Still, Dublin attracted enough demand for an offer of 1.5 billion euros of four- and eight-year bonds to lift the euro and compress the premium investors demand to hold Irish debt rather than German Bunds. The yield on the four-year bond fell almost 20 basis points on secondary markets compared to the previous session. Like Spain earlier this year, Ireland has had recently to deny rumours that it was on the verge of asking for a bailout from the International Monetary Fund or elsewhere.
This has caused Irish debt to perform less well than some others in the eurozone periphery and meant markets had been expecting a rise in average yields at the auction compared to previous tenders. Ireland placed 500 million euros of four-year bonds with an average yield of 4.77 percent, up from 3.63 percent in the previous auction in August. The average yield on the eight-year bond rose to 6.02 percent from 5.09 percent in June. But the spread between Irish 10-year government bond yields and German Bunds fell to 402 basis points from the euro lifetime high of 425 basis points set on Monday. The cost of insuring Irish debt against default also fell
Ireland's debt agency said after the auction it hopes yields have peaked and that it will stick to its auction schedule for the rest of the year, with ranges of 1 billion to 1.5 billion euros at each. While Ireland's auction was the main focal point for many investors, good demand at Greek and Spanish sales also helped support eurozone peripheral debt markets.

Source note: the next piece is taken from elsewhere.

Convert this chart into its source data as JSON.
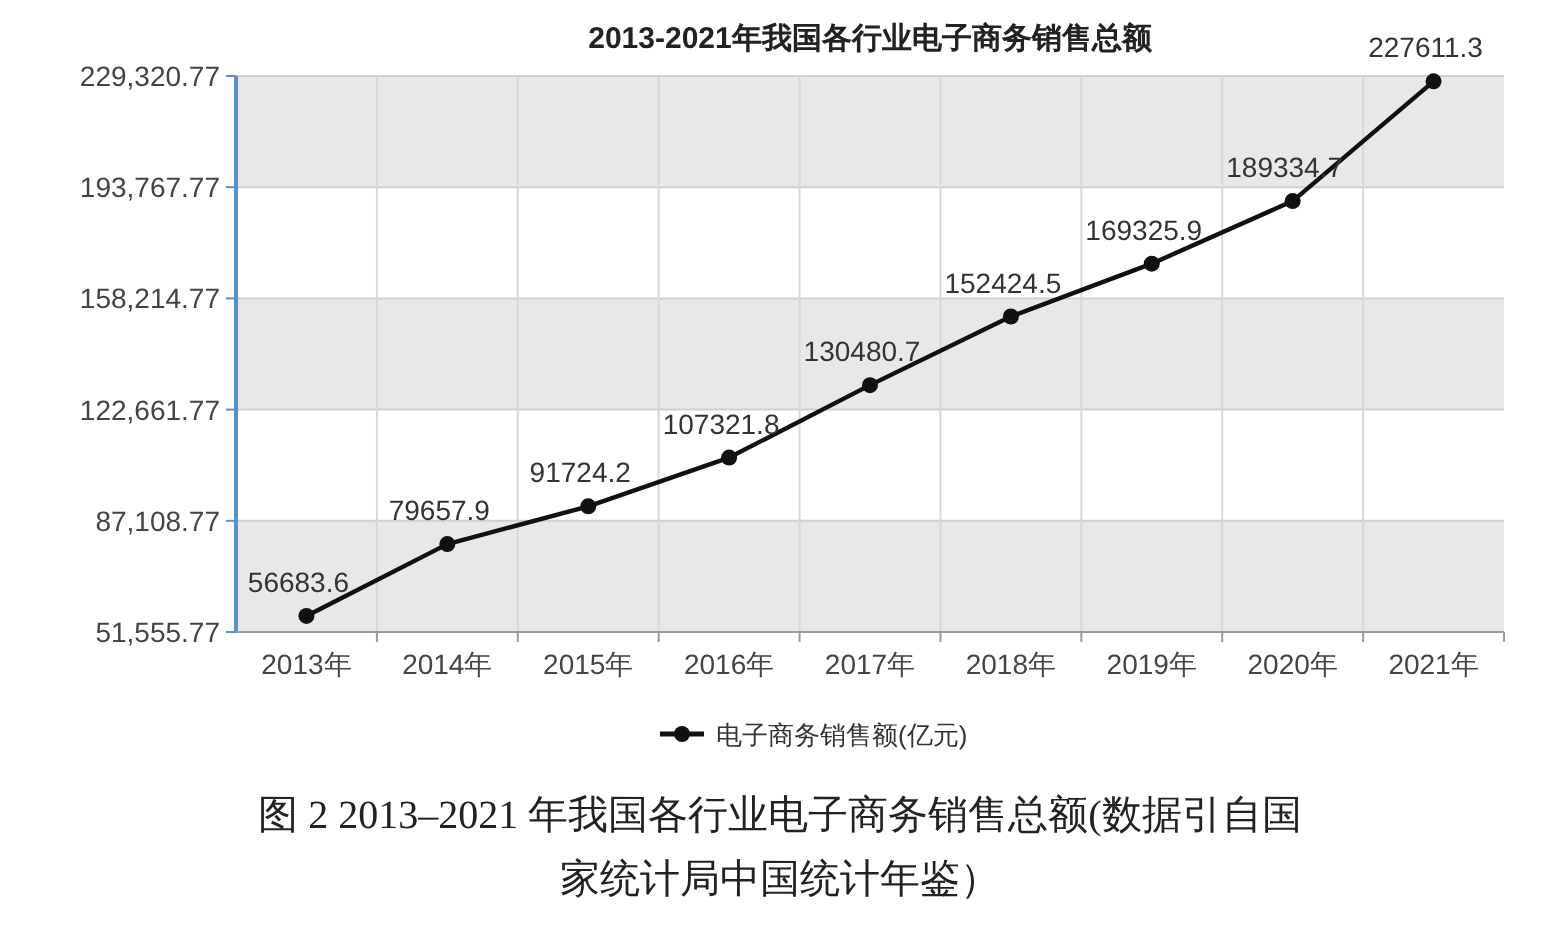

Greece, where eurozone sovereign credit concern originated last year, saw the average yield on the 13-week treasury bills it offered fall to 3.98 percent from 4.05 percent in a previous sale in July. Foreign investors snapped up nearly three quarters of the 390 million euros worth of paper that was sold by Greece, which is barely holding on to its investment grade rating from Fitch as it battles to cut a steep deficit and emerge from recession.
Spanish government bond spreads over Bunds also narrowed, hitting 172 basis points, its tightest in a week. Spain continues to differentiate itself from other countries on the eurozone periphery, as its spread is much tighter than Ireland's, Portugal's or Greece's.
After investor jitters in May and June inflated Spain's cost of borrowing, yields have moderated somewhat as the country adopted austerity measures and labour market reforms.